Henderson Island received global attention when Dr Lavers found its beaches were covered with an estimated 38 million pieces of plastic weighing 18 tonnes.
Images: Before and after the June 2019 clean-up: north end of East Beach. Photo credit: Johnny Briggs
The clean-up expedition, which was driven by the Pitcairn Island community and coordinated by the UK Foreign and Commonwealth Office, also included research into the impact of debris on hermit crabs, birds and the physical environment.
The data collected will inform understanding of how plastic affects the island’s ecosystem, including analysis of seabird feathers and blood for contaminants, core samples for the presence of nano plastic particles, and valuable new information on whether accumulated debris can alter the physical properties of the beach.
Dr Lavers said the clean-up funded by Pew Charitable Trusts was complicated by the lack of a safe mooring at the most polluted beach, East Beach.
“Cleaning up 2.3 kilometres of beach was a huge physical challenge,” Dr Lavers said.
“Due to the lack of a safe mooring the 12 members of our expedition had to battle steep cliffs and thick vegetation each day just to reach East Beach from the other side of the island (Image left: Dr Lavers' legs after crossing the island. Credit: Jennifer Lavers).

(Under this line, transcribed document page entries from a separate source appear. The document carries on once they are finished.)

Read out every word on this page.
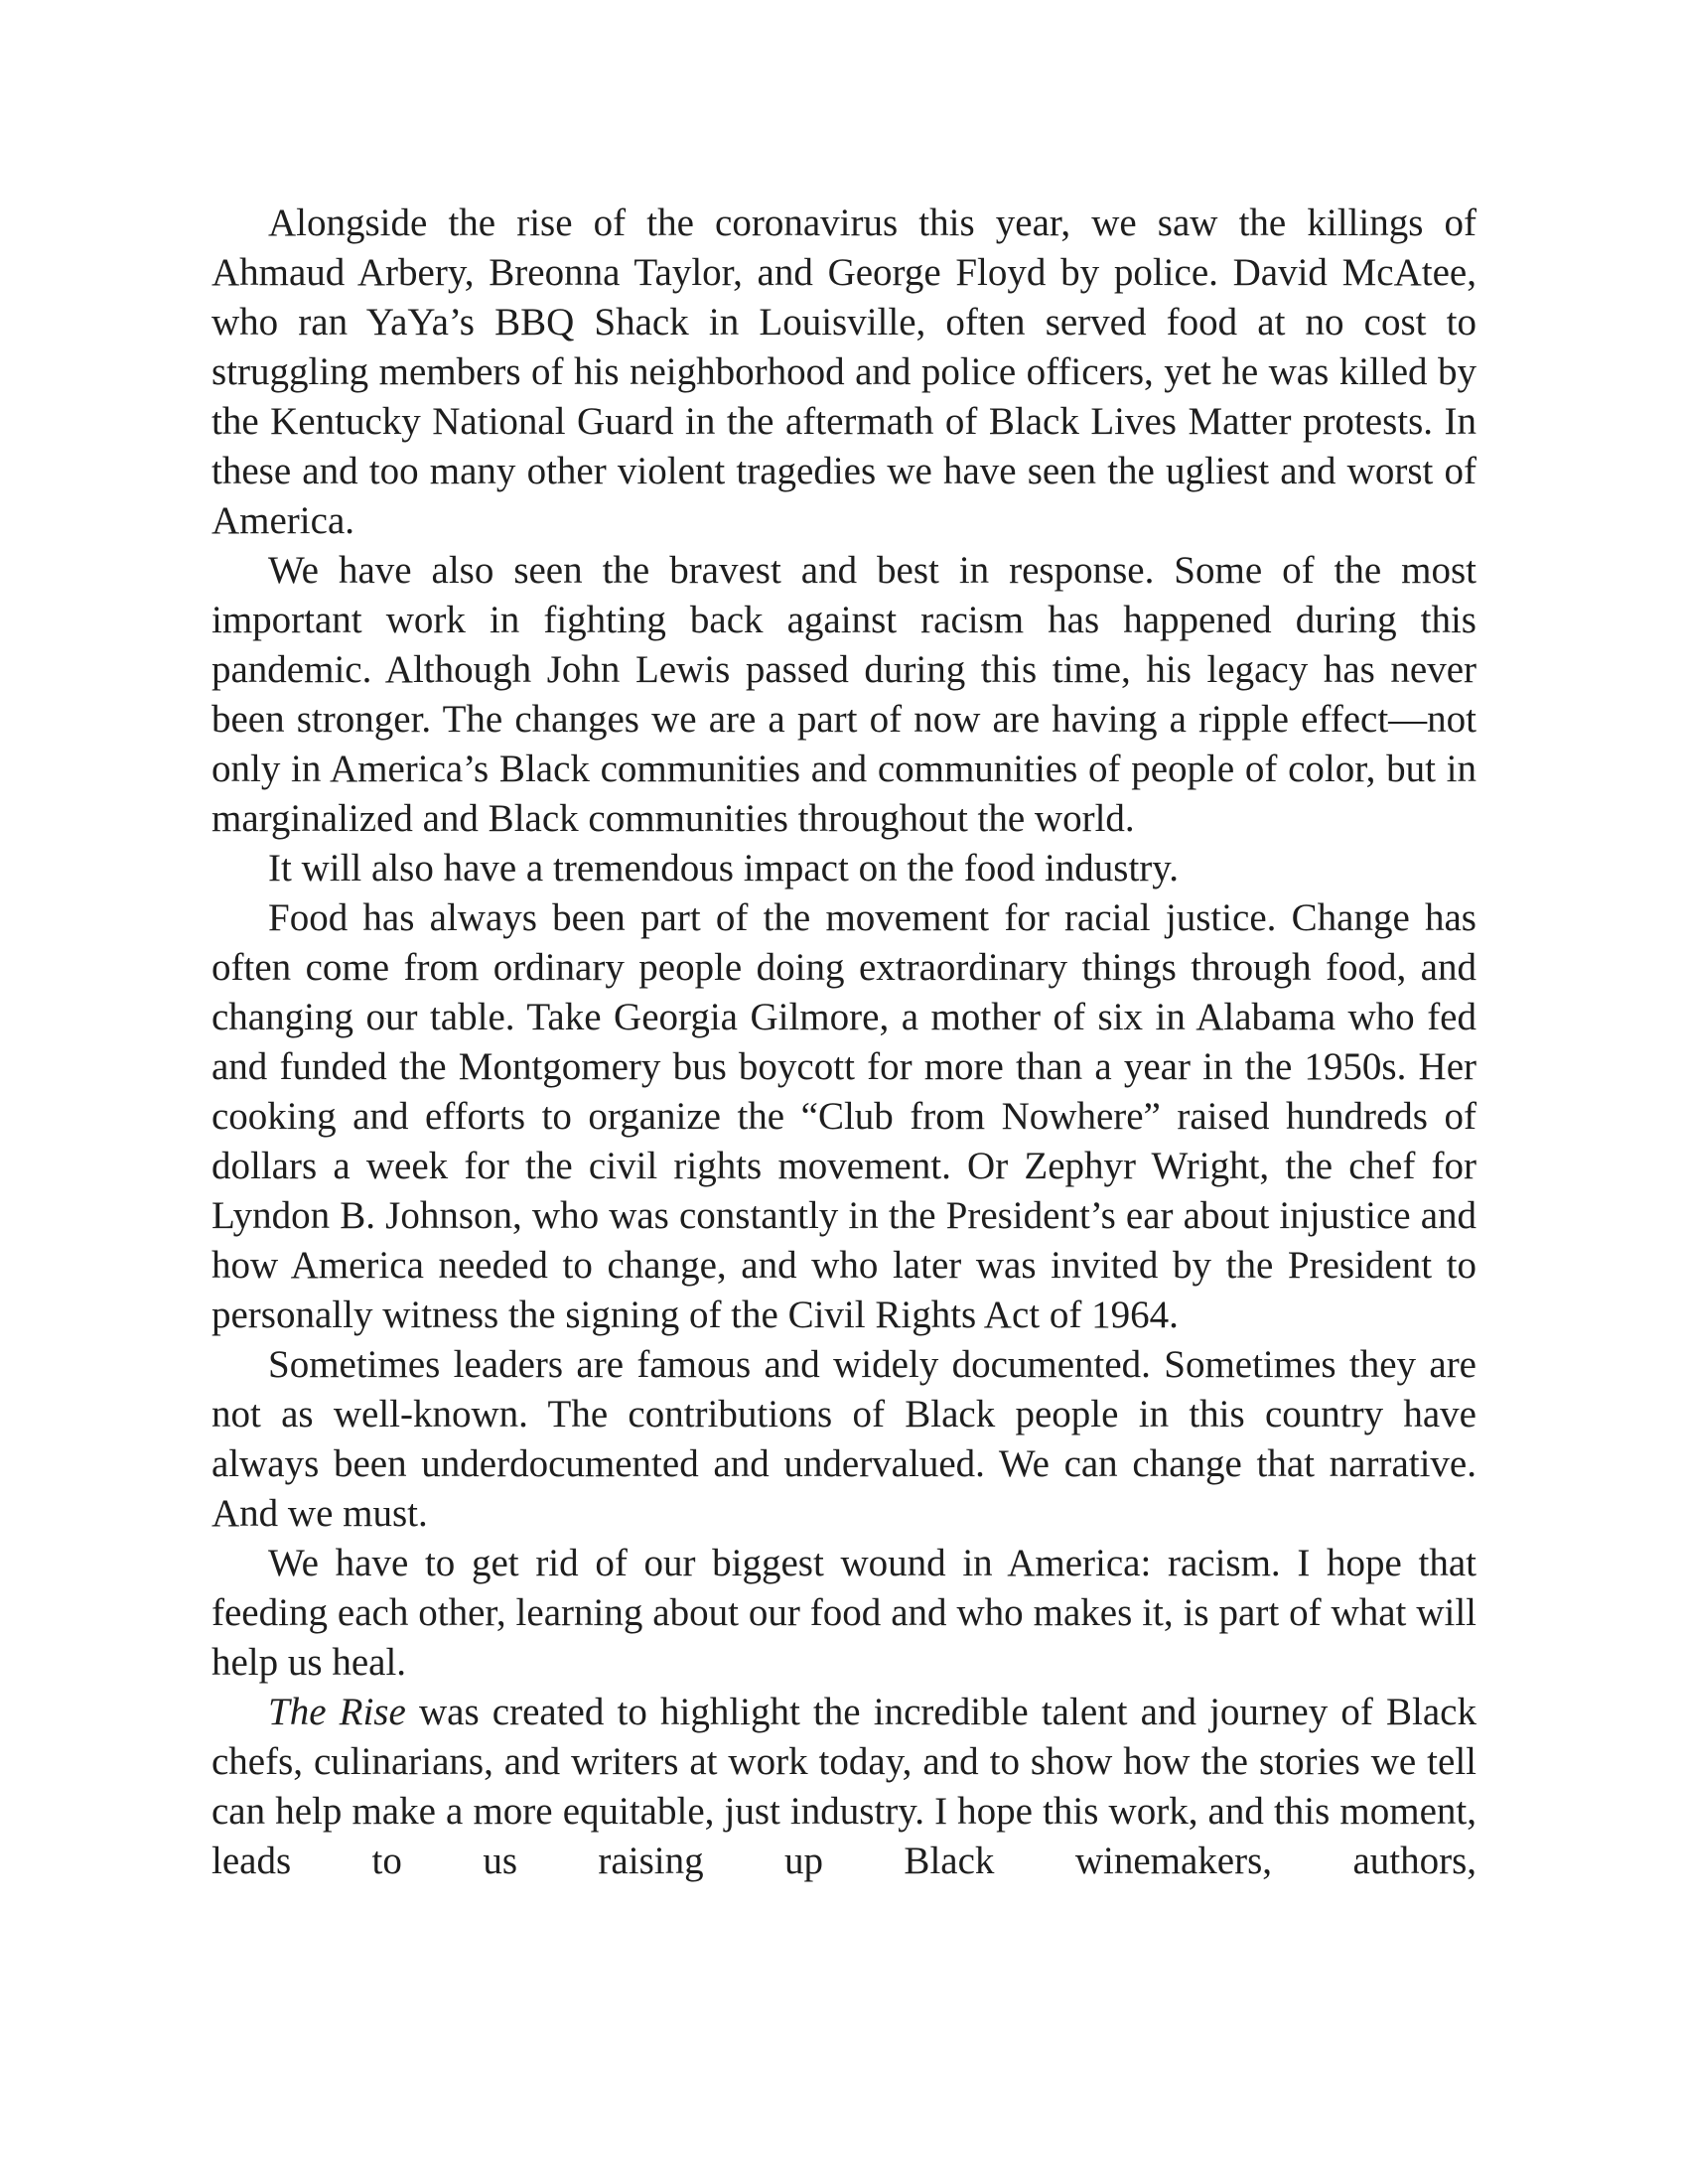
Alongside the rise of the coronavirus this year, we saw the killings of Ahmaud Arbery, Breonna Taylor, and George Floyd by police. David McAtee, who ran YaYa’s BBQ Shack in Louisville, often served food at no cost to struggling members of his neighborhood and police officers, yet he was killed by the Kentucky National Guard in the aftermath of Black Lives Matter protests. In these and too many other violent tragedies we have seen the ugliest and worst of America.

We have also seen the bravest and best in response. Some of the most important work in fighting back against racism has happened during this pandemic. Although John Lewis passed during this time, his legacy has never been stronger. The changes we are a part of now are having a ripple effect—not only in America’s Black communities and communities of people of color, but in marginalized and Black communities throughout the world.

It will also have a tremendous impact on the food industry.

Food has always been part of the movement for racial justice. Change has often come from ordinary people doing extraordinary things through food, and changing our table. Take Georgia Gilmore, a mother of six in Alabama who fed and funded the Montgomery bus boycott for more than a year in the 1950s. Her cooking and efforts to organize the “Club from Nowhere” raised hundreds of dollars a week for the civil rights movement. Or Zephyr Wright, the chef for Lyndon B. Johnson, who was constantly in the President’s ear about injustice and how America needed to change, and who later was invited by the President to personally witness the signing of the Civil Rights Act of 1964.

Sometimes leaders are famous and widely documented. Sometimes they are not as well-known. The contributions of Black people in this country have always been underdocumented and undervalued. We can change that narrative. And we must.

We have to get rid of our biggest wound in America: racism. I hope that feeding each other, learning about our food and who makes it, is part of what will help us heal.

The Rise was created to highlight the incredible talent and journey of Black chefs, culinarians, and writers at work today, and to show how the stories we tell can help make a more equitable, just industry. I hope this work, and this moment, leads to us raising up Black winemakers, authors,
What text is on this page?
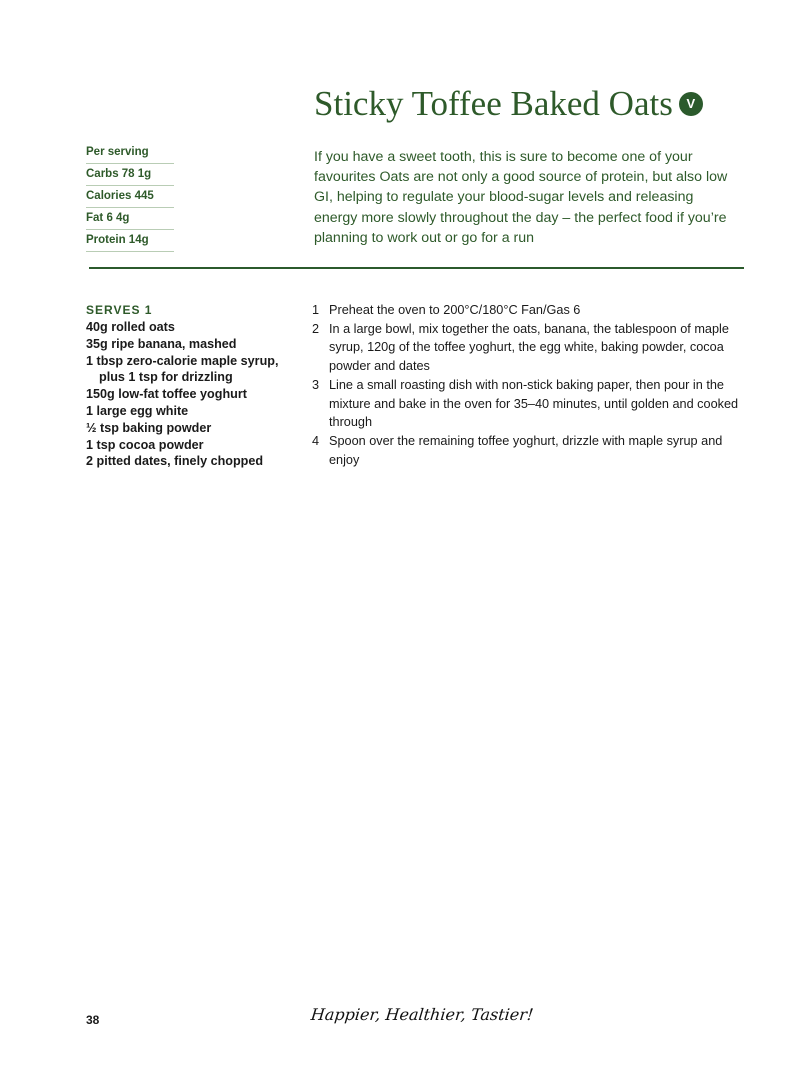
Sticky Toffee Baked Oats	V
Per serving
Carbs 78 1g
Calories 445
Fat 6 4g
Protein 14g

If you have a sweet tooth, this is sure to become one of your favourites Oats are not only a good source of protein, but also low GI, helping to regulate your blood-sugar levels and releasing energy more slowly throughout the day – the perfect food if you’re planning to work out or go for a run

SERVES 1
40g rolled oats
35g ripe banana, mashed
1 tbsp zero-calorie maple syrup, plus 1 tsp for drizzling
150g low-fat toffee yoghurt
1 large egg white
½ tsp baking powder
1 tsp cocoa powder
2 pitted dates, finely chopped
1 Preheat the oven to 200°C/180°C Fan/Gas 6
2 In a large bowl, mix together the oats, banana, the tablespoon of maple syrup, 120g of the toffee yoghurt, the egg white, baking powder, cocoa powder and dates
3 Line a small roasting dish with non-stick baking paper, then pour in the mixture and bake in the oven for 35–40 minutes, until golden and cooked through
4 Spoon over the remaining toffee yoghurt, drizzle with maple syrup and enjoy
38	Happier, Healthier, Tastier!
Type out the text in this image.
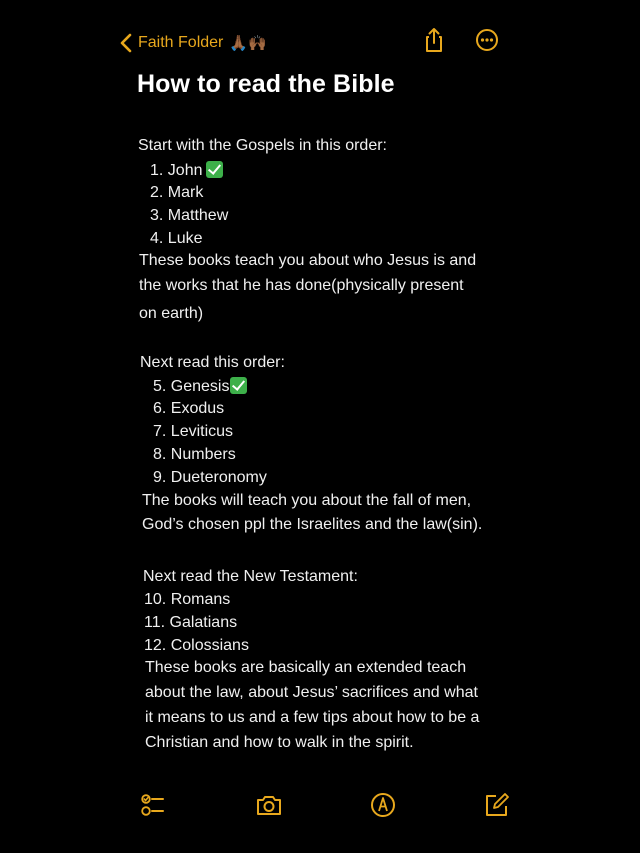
Faith Folder 🙏🏾🙌🏾
How to read the Bible
Start with the Gospels in this order:
1. John
2. Mark
3. Matthew
4. Luke
These books teach you about who Jesus is and
the works that he has done(physically present
on earth)
Next read this order:
5. Genesis
6. Exodus
7. Leviticus
8. Numbers
9. Dueteronomy
The books will teach you about the fall of men,
God’s chosen ppl the Israelites and the law(sin).
Next read the New Testament:
10. Romans
11. Galatians
12. Colossians
These books are basically an extended teach
about the law, about Jesus’ sacrifices and what
it means to us and a few tips about how to be a
Christian and how to walk in the spirit.
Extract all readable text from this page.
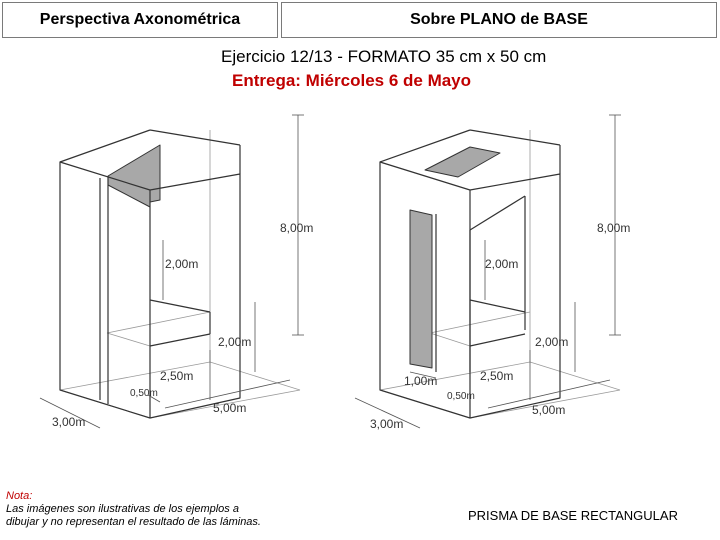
Perspectiva Axonométrica	Sobre PLANO de BASE
Ejercicio 12/13 - FORMATO 35 cm x 50 cm
Entrega: Miércoles 6 de Mayo
8,00m
2,00m
2,00m
2,50m
0,50m
3,00m
5,00m
8,00m
2,00m
2,00m
2,50m
1,00m
0,50m
3,00m
5,00m
Nota:
Las imágenes son ilustrativas de los ejemplos a
dibujar y no representan el resultado de las láminas.	PRISMA DE BASE RECTANGULAR
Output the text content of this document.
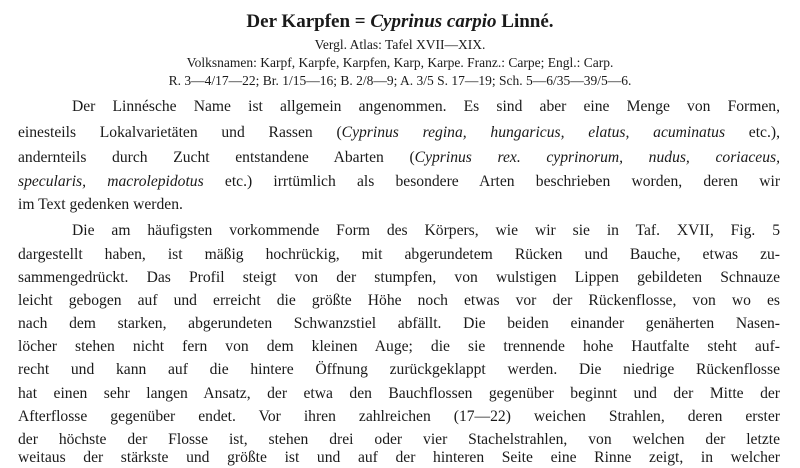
Der Karpfen = Cyprinus carpio Linné.
Vergl. Atlas: Tafel XVII—XIX.
Volksnamen: Karpf, Karpfe, Karpfen, Karp, Karpe. Franz.: Carpe; Engl.: Carp.
R. 3—4/17—22; Br. 1/15—16; B. 2/8—9; A. 3/5 S. 17—19; Sch. 5—6/35—39/5—6.
Der Linnésche Name ist allgemein angenommen. Es sind aber eine Menge von Formen,
einesteils Lokalvarietäten und Rassen (Cyprinus regina, hungaricus, elatus, acuminatus etc.),
andernteils durch Zucht entstandene Abarten (Cyprinus rex. cyprinorum, nudus, coriaceus,
specularis, macrolepidotus etc.) irrtümlich als besondere Arten beschrieben worden, deren wir
im Text gedenken werden.
Die am häufigsten vorkommende Form des Körpers, wie wir sie in Taf. XVII, Fig. 5
dargestellt haben, ist mäßig hochrückig, mit abgerundetem Rücken und Bauche, etwas zu-
sammengedrückt. Das Profil steigt von der stumpfen, von wulstigen Lippen gebildeten Schnauze
leicht gebogen auf und erreicht die größte Höhe noch etwas vor der Rückenflosse, von wo es
nach dem starken, abgerundeten Schwanzstiel abfällt. Die beiden einander genäherten Nasen-
löcher stehen nicht fern von dem kleinen Auge; die sie trennende hohe Hautfalte steht auf-
recht und kann auf die hintere Öffnung zurückgeklappt werden. Die niedrige Rückenflosse
hat einen sehr langen Ansatz, der etwa den Bauchflossen gegenüber beginnt und der Mitte der
Afterflosse gegenüber endet. Vor ihren zahlreichen (17—22) weichen Strahlen, deren erster
der höchste der Flosse ist, stehen drei oder vier Stachelstrahlen, von welchen der letzte
weitaus der stärkste und größte ist und auf der hinteren Seite eine Rinne zeigt, in welcher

“But by our last day, after a collective effort of more than 350 hours, we had counted, sorted and bagged all of the large debris items on the beach, including 1200 fishing buoys (Pictured, top right), 1.2 tonnes of rope and fishing nets, and 2-tonnes of rigid plastics such as fishing crates, plastic fragments, and a range of single-use items such as drink bottles.
“Unfortunately, due to the access and mooring issues we weren’t able to load all of the collected debris onto our ship and the remainder has been safely stored for a future expedition.”
Dr Lavers said that while beach clean-ups are worthwhile they are not a long-term solution to the problem of plastic debris.
“We estimate that fresh debris equal to the 6-tonnes that we removed will reaccumulate on East Beach within 10 years.
(Image, right: part of East Beach after the clean-up; below right, during the 2015 study. Credit: Jennifer Lavers)
“More plastic waste continues to enter oceans and waterways around the world every day and the logistical challenges our expedition faced highlight the difficulties of undertaking large scale clean-ups, particularly in remote areas.
“The most sustainable long-term solution is to promote and invest in ways to prevent plastic from entering the waste stream in the first place.
“It is therefore encouraging that governments, the international community and individuals are increasingly taking action to reduce the amount of plastic produced and discarded around the world.
“I thank Pew Charitable Trusts, the Pitcairn and British governments and my fellow expeditioners for making our expedition possible,” Dr Lavers said.